The southern economy of America has been largely shaped by the excessive economic boost that turned a blind eye to the enforcement of environmental regulations. A prime example was the transformation of the Mississippi River from a life-giver to a deadly mix of sewage, industrial waste, and insecticides.
The polluting industry exploited the sentiment of the pro-job and pro-growth poor, working-class predominantly black communities. Industries such as waste disposal, treatment facilities, paper mills, and chemical plants flourished and gave rise to environmental racism.
Environmental Racism Sent In The Deadly Impact Of Rising City Heat
Extreme heat is a growing problem in cities and towns across the US. As heat waves become more intense and more widespread with rising average temperatures, people in urban areas are at the risk most. The use of concrete, asphalt and other surfaces that absorb and exit heat makes many urban environments unbearably hot during the summer.
And environmental racism, rampant in the US, has left colored communities at higher risk of heat-related deaths and illness than their white counterparts.
While urban neighborhoods benefit from spacious green expanses such as parks, lawns, and dense tree cover, black residents are left baking in vast expanses of concrete and asphalt. And the patterns are too pervasive and consistent to be ignored and passed off as isolated incidents.
Environmental racism is visible in the way people are exposed to life-threatening heat. The black has mostly been forced into parts of towns and cities that have the maximum heat stress.
The Racist American Policy Of Redlining Colored Neighborhoods
Climate scientist Angel Hsu made detailed studies of urban heat using satellite measurements and was stunned by the utter magnitude of the variance. In 97% of American cities, colored communities were knowingly exposed to higher temperatures.
It was blatant, pervasive, widespread, and systemic evidence of unending environmental racism in the matter of exposure to urban heat islands. While people in poverty-stricken regions are exposed to high temperatures, race remains the defining factor in US urban areas.

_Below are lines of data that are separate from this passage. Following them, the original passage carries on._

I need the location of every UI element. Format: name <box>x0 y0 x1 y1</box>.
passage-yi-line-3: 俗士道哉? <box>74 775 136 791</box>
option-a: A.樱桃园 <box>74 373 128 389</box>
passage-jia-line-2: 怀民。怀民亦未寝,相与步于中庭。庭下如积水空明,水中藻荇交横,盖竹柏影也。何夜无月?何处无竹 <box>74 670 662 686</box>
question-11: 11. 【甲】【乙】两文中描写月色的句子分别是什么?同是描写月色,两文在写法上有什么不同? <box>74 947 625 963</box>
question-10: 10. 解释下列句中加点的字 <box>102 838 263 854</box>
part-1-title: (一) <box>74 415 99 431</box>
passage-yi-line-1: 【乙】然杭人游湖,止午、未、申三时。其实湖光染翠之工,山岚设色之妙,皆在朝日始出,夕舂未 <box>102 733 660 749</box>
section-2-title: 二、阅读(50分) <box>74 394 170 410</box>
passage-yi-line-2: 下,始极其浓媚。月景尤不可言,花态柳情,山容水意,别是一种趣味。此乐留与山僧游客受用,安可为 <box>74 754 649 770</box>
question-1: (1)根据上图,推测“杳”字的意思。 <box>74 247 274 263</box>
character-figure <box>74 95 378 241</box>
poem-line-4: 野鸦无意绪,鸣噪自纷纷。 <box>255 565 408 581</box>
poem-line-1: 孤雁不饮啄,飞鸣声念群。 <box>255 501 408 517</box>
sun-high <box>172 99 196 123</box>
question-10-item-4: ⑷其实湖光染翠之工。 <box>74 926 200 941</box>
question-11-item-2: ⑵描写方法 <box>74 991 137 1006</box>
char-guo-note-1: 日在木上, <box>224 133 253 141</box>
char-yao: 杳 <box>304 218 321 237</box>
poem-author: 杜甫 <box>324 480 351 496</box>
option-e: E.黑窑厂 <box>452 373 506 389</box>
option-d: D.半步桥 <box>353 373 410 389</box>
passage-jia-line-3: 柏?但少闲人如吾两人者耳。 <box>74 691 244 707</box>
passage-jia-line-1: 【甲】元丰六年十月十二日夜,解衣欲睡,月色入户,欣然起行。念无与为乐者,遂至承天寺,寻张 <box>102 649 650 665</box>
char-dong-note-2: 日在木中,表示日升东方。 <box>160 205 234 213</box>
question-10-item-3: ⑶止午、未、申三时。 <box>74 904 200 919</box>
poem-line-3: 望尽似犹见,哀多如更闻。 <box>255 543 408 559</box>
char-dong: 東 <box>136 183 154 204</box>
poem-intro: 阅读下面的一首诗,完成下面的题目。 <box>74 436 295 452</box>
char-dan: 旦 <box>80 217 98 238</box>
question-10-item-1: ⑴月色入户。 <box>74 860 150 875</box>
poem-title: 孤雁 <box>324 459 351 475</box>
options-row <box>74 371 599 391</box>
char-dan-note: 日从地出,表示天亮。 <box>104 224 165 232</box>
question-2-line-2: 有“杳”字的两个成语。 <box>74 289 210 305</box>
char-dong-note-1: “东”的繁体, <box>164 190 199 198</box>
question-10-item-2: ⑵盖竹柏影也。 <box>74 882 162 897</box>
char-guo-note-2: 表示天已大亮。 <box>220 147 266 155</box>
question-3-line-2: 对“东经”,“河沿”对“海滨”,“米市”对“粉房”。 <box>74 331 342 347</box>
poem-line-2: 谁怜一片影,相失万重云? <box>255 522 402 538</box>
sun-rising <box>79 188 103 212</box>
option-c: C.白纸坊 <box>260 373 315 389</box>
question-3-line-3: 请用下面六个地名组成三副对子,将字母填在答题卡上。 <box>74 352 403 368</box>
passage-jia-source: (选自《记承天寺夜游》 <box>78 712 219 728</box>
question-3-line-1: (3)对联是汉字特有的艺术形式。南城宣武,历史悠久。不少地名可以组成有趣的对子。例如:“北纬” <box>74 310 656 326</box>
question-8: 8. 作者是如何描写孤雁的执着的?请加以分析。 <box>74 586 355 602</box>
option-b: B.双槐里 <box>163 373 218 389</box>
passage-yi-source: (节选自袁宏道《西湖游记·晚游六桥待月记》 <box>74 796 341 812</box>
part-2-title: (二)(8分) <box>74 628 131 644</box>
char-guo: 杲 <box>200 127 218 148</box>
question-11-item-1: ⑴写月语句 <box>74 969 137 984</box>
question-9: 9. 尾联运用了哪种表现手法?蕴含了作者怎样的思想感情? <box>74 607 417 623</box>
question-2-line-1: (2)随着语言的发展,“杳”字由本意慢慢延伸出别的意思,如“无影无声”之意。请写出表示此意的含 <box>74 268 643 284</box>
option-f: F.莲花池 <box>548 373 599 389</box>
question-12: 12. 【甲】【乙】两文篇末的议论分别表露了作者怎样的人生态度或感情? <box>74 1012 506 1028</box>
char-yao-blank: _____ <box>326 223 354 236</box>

Even though America abolished slavery back in 1865, national housing policies were framed to exclude colored people from living in greener areas. A policy of ‘redlining’ neighborhoods with a high proportion of ethnic groups and immigrants has racist connotations. This led to decisions that deliberately restricted access to measures that could have improved these areas. Over the years, these areas were allowed to degenerate and these practices of segregation are allowed to exist even today.
Toxic Waste Dumping Has Shades Of Environmental Racism
A landmark study in 2007 by academic Dr. Robert Bullard, regarded as the father of environmental justice, found that race was the most important factor than socio-economic status, which led to the decision to lactate a nation’s commercial hazardous waste facilities.

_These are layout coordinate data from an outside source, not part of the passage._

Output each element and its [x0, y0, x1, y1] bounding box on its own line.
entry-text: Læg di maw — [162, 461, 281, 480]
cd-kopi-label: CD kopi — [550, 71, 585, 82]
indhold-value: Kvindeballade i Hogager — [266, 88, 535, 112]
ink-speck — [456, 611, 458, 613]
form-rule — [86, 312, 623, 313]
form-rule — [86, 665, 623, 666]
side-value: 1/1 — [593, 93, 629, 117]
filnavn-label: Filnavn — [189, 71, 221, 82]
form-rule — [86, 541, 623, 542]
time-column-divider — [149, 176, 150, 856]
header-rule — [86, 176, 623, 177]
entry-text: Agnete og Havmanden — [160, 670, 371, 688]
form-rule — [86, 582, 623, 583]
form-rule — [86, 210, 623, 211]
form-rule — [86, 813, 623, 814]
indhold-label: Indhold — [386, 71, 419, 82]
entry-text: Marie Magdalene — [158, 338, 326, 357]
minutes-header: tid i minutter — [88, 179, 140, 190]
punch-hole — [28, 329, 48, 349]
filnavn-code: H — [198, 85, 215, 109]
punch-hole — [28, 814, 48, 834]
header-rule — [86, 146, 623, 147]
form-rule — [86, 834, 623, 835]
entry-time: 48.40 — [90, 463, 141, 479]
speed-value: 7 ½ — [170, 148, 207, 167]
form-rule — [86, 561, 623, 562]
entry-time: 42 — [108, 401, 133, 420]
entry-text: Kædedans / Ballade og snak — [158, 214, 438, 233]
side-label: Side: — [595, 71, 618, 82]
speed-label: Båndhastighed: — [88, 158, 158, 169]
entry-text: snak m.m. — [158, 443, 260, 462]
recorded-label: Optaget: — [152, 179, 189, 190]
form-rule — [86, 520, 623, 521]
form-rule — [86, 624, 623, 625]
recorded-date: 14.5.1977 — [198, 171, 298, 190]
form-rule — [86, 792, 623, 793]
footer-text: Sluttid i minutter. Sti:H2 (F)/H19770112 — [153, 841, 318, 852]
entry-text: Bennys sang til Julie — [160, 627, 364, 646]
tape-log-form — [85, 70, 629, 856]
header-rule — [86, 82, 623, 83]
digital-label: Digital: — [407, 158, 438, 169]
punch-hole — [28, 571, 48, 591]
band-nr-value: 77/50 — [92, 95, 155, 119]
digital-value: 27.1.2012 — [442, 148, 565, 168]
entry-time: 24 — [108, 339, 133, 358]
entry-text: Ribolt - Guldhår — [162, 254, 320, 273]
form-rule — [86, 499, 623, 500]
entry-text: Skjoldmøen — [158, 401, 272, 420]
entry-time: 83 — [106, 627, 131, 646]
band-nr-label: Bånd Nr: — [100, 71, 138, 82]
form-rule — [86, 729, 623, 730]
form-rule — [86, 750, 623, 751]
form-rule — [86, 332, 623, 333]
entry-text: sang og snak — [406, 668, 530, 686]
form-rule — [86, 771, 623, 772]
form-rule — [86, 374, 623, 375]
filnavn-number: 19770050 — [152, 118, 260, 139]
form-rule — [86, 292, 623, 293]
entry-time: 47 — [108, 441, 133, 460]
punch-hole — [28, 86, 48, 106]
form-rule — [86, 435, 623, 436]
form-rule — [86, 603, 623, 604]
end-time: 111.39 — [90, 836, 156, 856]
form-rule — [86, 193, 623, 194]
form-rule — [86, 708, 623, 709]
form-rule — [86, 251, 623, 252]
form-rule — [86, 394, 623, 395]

Dr. Bullard proved that Black children in America were 5 times more likely to have lead poisoning from waste dumping than Caucasian children and Black families earning $50-60,000 a year were more likely to live in polluted areas than their white counterparts making $10,000.
In the UK too, black children were found to have been exposed to 30% more air pollution than their white counterparts.
One of the most blatant instances of environmental racism was the case of Flint, Michigan. The water source of the city was changed to the Flint River in 2014, but adequate treatment of the water was never done. As a result, the predominantly black community was exposed to dangerous levels of lead present in the river, and deaths and diseases did not move the authorities for years.
Only sustained community pressure backed by civil rights groups finally forced the city to reconnect to the earlier source of water and admit to wrongdoing. The civil rights commission of Michigan concluded that the whole issue was due to systemic racism by the authorities.
In other instances, the instance of environmental racism was deliberate. Native American communities in Navajo, New Mexico were deliberately exposed to large doses of radioactive radiation as part of a massive medical experiment.